On 30 May 2025, Radical released "Rule One" with Bawo, marking his first single in three years. This was followed by "Conversation" on 10 June, along with the announcement of his second studio album, Don't Look Down, which was released 19 September.

==Other media==
On 2 January 2024, Radical took part in the New Year's Treat special of Taskmaster, finishing in 3rd place.
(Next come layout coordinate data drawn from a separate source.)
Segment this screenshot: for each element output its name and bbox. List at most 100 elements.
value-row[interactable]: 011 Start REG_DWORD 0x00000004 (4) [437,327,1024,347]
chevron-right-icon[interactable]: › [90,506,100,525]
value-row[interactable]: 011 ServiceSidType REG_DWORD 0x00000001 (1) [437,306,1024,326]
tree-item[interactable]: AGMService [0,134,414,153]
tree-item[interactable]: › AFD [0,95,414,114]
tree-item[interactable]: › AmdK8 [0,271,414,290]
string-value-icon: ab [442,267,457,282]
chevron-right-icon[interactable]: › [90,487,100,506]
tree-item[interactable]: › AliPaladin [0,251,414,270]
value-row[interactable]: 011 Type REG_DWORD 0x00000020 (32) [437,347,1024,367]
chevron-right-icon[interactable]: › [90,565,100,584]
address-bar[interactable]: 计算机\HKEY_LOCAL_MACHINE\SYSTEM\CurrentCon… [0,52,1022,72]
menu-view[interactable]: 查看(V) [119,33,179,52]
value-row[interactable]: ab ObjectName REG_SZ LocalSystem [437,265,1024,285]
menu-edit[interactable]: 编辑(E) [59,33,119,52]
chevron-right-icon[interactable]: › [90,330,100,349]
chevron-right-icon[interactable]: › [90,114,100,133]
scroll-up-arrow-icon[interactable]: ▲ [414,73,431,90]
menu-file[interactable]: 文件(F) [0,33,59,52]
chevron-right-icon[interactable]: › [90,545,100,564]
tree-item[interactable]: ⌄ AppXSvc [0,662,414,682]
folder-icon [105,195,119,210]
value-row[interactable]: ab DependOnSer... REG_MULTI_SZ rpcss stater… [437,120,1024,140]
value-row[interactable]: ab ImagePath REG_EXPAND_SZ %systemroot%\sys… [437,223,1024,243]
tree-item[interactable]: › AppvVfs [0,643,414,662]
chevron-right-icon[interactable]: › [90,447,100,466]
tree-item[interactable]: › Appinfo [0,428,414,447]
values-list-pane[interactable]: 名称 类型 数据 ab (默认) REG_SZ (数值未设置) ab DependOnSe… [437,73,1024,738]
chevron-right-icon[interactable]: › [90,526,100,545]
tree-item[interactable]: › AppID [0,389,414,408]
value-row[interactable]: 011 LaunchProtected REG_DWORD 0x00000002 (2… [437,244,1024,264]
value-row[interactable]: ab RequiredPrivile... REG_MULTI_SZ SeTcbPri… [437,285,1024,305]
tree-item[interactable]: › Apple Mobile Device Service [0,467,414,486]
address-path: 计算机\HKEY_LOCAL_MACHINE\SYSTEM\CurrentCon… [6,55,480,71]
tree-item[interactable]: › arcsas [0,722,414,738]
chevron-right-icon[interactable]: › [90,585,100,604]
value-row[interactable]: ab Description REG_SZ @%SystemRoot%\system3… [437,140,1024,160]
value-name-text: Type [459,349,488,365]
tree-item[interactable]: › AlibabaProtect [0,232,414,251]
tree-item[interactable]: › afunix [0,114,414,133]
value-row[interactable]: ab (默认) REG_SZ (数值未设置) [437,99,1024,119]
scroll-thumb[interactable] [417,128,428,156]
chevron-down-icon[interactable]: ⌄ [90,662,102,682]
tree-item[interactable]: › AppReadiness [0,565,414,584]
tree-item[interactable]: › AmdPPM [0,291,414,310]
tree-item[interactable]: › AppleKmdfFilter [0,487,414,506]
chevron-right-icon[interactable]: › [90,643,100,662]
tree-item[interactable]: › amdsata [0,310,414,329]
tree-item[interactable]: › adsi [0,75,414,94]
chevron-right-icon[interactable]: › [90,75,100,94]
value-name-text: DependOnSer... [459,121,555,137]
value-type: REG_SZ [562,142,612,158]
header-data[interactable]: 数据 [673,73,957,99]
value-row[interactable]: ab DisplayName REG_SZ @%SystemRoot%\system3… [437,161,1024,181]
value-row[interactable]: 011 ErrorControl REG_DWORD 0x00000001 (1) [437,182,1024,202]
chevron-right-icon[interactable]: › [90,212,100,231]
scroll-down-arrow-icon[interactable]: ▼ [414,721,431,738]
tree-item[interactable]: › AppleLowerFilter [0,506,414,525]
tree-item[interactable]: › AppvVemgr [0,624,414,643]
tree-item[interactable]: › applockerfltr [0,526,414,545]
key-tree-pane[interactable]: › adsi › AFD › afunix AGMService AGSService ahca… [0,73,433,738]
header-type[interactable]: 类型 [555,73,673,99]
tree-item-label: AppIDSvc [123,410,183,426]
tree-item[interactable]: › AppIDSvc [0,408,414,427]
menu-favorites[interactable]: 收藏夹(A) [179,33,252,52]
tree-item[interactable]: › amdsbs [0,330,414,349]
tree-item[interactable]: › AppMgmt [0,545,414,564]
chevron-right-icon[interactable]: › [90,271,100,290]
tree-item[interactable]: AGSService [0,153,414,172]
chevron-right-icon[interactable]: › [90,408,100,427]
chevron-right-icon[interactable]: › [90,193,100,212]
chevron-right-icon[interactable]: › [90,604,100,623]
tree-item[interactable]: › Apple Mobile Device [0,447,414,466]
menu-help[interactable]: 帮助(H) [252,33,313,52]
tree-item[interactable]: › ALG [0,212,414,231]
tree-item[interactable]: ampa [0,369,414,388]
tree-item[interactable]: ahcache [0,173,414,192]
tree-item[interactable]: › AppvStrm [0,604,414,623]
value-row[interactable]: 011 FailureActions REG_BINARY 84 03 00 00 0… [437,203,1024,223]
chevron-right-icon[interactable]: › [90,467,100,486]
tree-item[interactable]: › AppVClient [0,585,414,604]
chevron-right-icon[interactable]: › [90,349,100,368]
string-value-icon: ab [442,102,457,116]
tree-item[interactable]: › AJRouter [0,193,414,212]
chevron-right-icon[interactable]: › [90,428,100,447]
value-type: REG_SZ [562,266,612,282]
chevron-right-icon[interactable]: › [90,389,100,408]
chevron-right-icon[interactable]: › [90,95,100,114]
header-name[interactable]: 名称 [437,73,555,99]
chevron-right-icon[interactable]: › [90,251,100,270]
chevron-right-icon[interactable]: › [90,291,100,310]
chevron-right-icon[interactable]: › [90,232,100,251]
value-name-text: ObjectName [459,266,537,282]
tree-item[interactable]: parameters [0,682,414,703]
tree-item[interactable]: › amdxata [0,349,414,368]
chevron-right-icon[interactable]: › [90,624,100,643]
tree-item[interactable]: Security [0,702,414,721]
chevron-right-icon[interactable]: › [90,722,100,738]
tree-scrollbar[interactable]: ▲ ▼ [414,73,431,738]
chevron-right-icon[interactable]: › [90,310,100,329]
Radical's song "2FS" was featured in the 2024 film Bring Them Down.

==Discography==
===Studio albums===
- Reason to Smile (2022)
- Don't Look Down (2025)

===Extended plays===
- Dear Daisy: Opium (2014)
- 23Winters (2016)
- In Gods Body (2017)
- Cashmere Tears (2019)

==Awards and nominations==

| Organisation | Year | Category | Nominee | Result | Ref. |
| Brit Awards | 2023 | Best New Artist | Kojey Radical | Nominated |  |
| Ivor Novello Awards | 2019 | Best Contemporary Song | "Black Rose" | Nominated |  |
| 2023 | Best Contemporary Song | "Payback" | Nominated |  |
| Mercury Prize | 2022 | Album Of The Year | Reason to Smile | Nominated |  |
| MOBO Awards | 2018 | Best Newcomer | Kojey Radical | Nominated |  |
| Best Video | Kojey Radical | Nominated |  |
| 2020 | Best Video | "20/20" | Nominated |  |
| 2022 | Album of the Year | Reason to Smile | Nominated |  |
| Video of the Year | "Payback" | Nominated |  |
| Best Hip Hop Act | Kojey Radical | Nominated |  |
| Rated Awards | 2022 | Album of the Year | Reason to Smile | Nominated |  |
| Visionary Arts Awards | 2023 | Song of the Year | "FUBU" | Won |  |
| Berlin Music Video Awards | 2023 | Best Art Director | Payback | Nominated |  |

Besides industry awards, Radical also received an honorary degree from the University of the Arts London in July 2024.